第25回 ランゲルハルス島 (2002/01/18)

 

昨日、インシュリン注射を止め飲み薬にかえた。インシュリンの分泌促進薬で、すい臓でのインシュリンの製造を助ける。注射はインシュリンそのものを補う方法だが、この薬は自前のインシュリンをつくれることを前提にしている。

一日4回血糖値をはかる。食事前3回と就寝前の1回。このうち朝起きて朝食前にはかる血糖値がその人のベースになる値になるようだ。一般的に血糖値は消化のため食後に高くなりだんだんもとにもどる。朝食前は夕食からもっとも食間がながく、消化の影響が少ない。

最近は朝食前血糖値は140前後で昨日もそうだった。朝8時食事前に錠剤を飲み食事をした。そのあといつものようにメールを書き、足の傷の消毒をした。11時半、昼食前の血糖値を測定。ぎょ、256になっている。こんな高い値は入院当初しかなかった。やはり自前のインシュリンはできないのか。ガックリ。

午後、メールを出しに公衆電話まで歩いていった。何かボーっとして元気がでない。そのまま夕方までベットで安静にして過ごした。夕食前の血糖値検査。はて値は? 108。信じられなかった。おかしいかもと思って再検査してもらった。110。昼前の薬が効いた。自前のインシュリンだ。やった。

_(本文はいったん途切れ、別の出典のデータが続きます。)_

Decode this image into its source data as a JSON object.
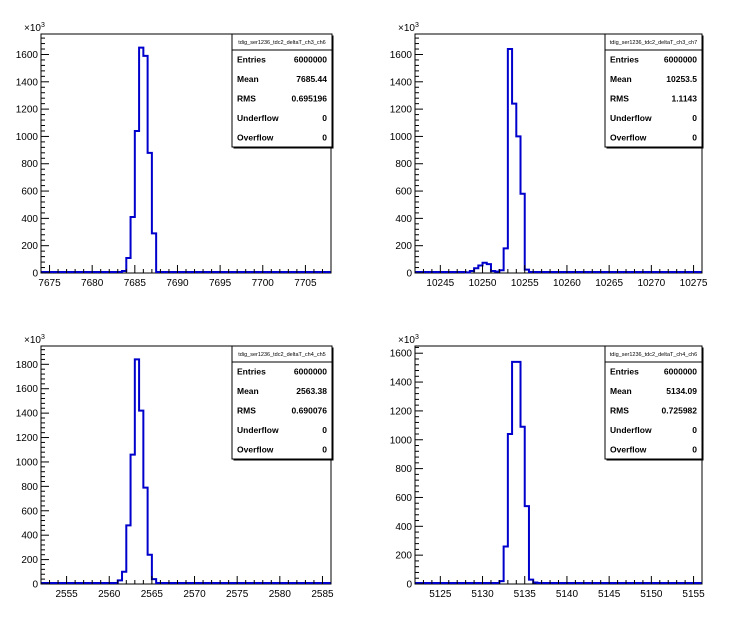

しかし、朝食から時間がなかったとはいえ昼前の血糖値がわるすぎた。足の傷の回復のため血糖値を上げるわけにはいかない。安全のため、また注射に戻すことになった。しばらくしてから錠剤に再トライすることになった。でも明るい見とおしがひらけた。

インシュリンがつくられるすい臓は胃の裏側にあり、腸の入り口とつながっている。つまり腸での消化をたすける酵素などを分泌し腸に送り込む。そのときにインシュリンもいっしょにでて消化を調整している。

すい臓はほとんどが消化酵素をつくる細胞からできている。その中でところどころにそれとは違った小さな細胞郡が点在している。消化酵素細胞の海のなかの小さな島のように見えることから、発見者の名前にちなんでランゲルハルス島と呼ばれている。

イラストで見ると、ランゲルハルス島は消化酵素細胞より少し大きめで円形をしている。島の陸地にはメインストリートを中心に小さな家が密集している。B細胞と呼ばれるこの家こそインシュリンの製造工場だ。

自分の場合、工場の生産設備が老朽化し生産性が悪くなってしまったのだ。インシュリン分泌促進剤は工場の機械に円滑油を注入する。機械が壊れていなければ生産が甦る。昨日の結果では自分の機械は錆びついているがどうやらまだ動いてくれそうな気配もある。ガンバレB君。

ランゲルハルス島の絵は、形はすこし違うが、かっての長崎の出島に似ている。17世紀、徳川幕府は鎖国を敷き、わずか清国とオランダのみとの貿易を認めていた。出島はオランダの唯一の窓口だった。回りを運河で囲まれ一本の橋を介して交易が行われた。

しかしそこからはヨーロッパ近代文明の品々や学問、思想がもたらされた。日本近代医学の始まりをつげる「解体新書」の原本もここから入ってきた。出島の果たした役割の重大さは、どこか人体におけるランゲルハルス島の役割に似ているような気がする。